I just started coding in Python and want to build a solution where you would search a string to see if it contains a given set of values.
I've find a similar solution in R which uses the stringr library: Search for a value in a string and if the value exists, print it all by itself in a new column
The following code seems to work but i also want to output the three values that i'm looking for and this solution will only output one value:
#Inserting new column
df.insert(5, "New_Column", np.nan)
#Searching old column
df['New_Column'] = np.where(df['Column_with_text'].str.contains('value1|value2|value3', case=False, na=False), 'value', 'NaN')
------ Edit ------
So i realised i didn't give that good of an explanation, sorry about that.
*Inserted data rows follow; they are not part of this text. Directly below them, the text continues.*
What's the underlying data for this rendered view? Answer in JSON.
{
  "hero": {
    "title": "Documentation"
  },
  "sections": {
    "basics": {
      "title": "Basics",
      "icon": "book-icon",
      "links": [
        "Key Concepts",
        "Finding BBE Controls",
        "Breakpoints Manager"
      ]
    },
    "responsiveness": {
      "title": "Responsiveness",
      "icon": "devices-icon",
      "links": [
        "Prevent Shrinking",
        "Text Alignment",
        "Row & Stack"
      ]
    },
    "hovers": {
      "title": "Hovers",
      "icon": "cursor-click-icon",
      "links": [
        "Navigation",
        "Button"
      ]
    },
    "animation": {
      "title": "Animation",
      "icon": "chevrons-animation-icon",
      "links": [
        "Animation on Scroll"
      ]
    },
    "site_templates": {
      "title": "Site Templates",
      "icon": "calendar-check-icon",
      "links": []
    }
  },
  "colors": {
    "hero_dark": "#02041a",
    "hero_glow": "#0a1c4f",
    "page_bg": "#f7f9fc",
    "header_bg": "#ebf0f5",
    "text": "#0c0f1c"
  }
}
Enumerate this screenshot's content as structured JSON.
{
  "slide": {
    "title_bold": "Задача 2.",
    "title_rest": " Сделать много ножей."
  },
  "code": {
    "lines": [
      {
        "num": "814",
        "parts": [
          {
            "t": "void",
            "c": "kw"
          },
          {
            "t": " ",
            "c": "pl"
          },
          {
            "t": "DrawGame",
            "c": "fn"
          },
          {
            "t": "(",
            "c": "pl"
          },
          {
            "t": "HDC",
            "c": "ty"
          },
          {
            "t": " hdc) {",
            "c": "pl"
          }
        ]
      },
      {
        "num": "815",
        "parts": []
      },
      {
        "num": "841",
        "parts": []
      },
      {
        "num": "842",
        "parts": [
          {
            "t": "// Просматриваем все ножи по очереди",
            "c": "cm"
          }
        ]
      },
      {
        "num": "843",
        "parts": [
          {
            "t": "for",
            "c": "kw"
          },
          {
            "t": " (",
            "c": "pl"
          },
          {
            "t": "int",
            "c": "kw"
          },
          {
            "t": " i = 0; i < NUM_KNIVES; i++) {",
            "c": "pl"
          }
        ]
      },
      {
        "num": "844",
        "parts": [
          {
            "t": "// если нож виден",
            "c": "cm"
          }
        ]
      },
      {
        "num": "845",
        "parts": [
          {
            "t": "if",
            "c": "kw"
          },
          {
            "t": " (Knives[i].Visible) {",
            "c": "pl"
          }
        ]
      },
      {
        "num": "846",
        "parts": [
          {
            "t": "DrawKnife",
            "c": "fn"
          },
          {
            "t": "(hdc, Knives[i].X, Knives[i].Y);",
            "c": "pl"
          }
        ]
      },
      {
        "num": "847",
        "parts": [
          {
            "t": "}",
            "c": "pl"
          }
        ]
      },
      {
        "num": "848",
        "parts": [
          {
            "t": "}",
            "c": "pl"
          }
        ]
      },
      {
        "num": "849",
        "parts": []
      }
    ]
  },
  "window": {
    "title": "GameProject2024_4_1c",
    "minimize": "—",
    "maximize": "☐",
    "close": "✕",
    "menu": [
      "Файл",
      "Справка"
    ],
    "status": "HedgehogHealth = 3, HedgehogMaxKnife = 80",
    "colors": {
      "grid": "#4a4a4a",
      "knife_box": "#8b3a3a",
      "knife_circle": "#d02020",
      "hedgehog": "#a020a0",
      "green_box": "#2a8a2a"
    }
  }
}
Below is an example where i match fruit names in a string and depending on if it finds any matches in the string it will print out either true or false in a new column. Here's my question: Instead of printing out true or false i want to print out the name it found in the string eg. apples, oranges etc.
import pandas as pd
import numpy as np
text = [('I want to buy some apples.', 0),
('Oranges are good for the health.', 0),
('John is eating some grapes.', 0),
('This line does not contain any fruit names.', 0),
('I bought 2 blueberries yesterday.', 0)]
labels = ['Text','Random Column']
df = pd.DataFrame.from_records(text, columns=labels)
df.insert(2, "MatchedValues", np.nan)
foods =['apples', 'oranges', 'grapes', 'blueberries']
pattern = '|'.join(foods)
df['MatchedValues'] = df['Text'].str.contains(pattern, case=False)
print(df)
Result
Text Random Column MatchedValues
0 I want to buy some apples. 0 True
1 Oranges are good for the health. 0 True
2 John is eating some grapes. 0 True
3 This line does not contain any fruit names. 0 False
4 I bought 2 blueberries yesterday. 0 True
Wanted result
Text Random Column MatchedValues
0 I want to buy some apples. 0 apples
1 Oranges are good for the health. 0 oranges
2 John is eating some grapes. 0 grapes
3 This line does not contain any fruit names. 0 NaN
4 I bought 2 blueberries yesterday. 0 blueberries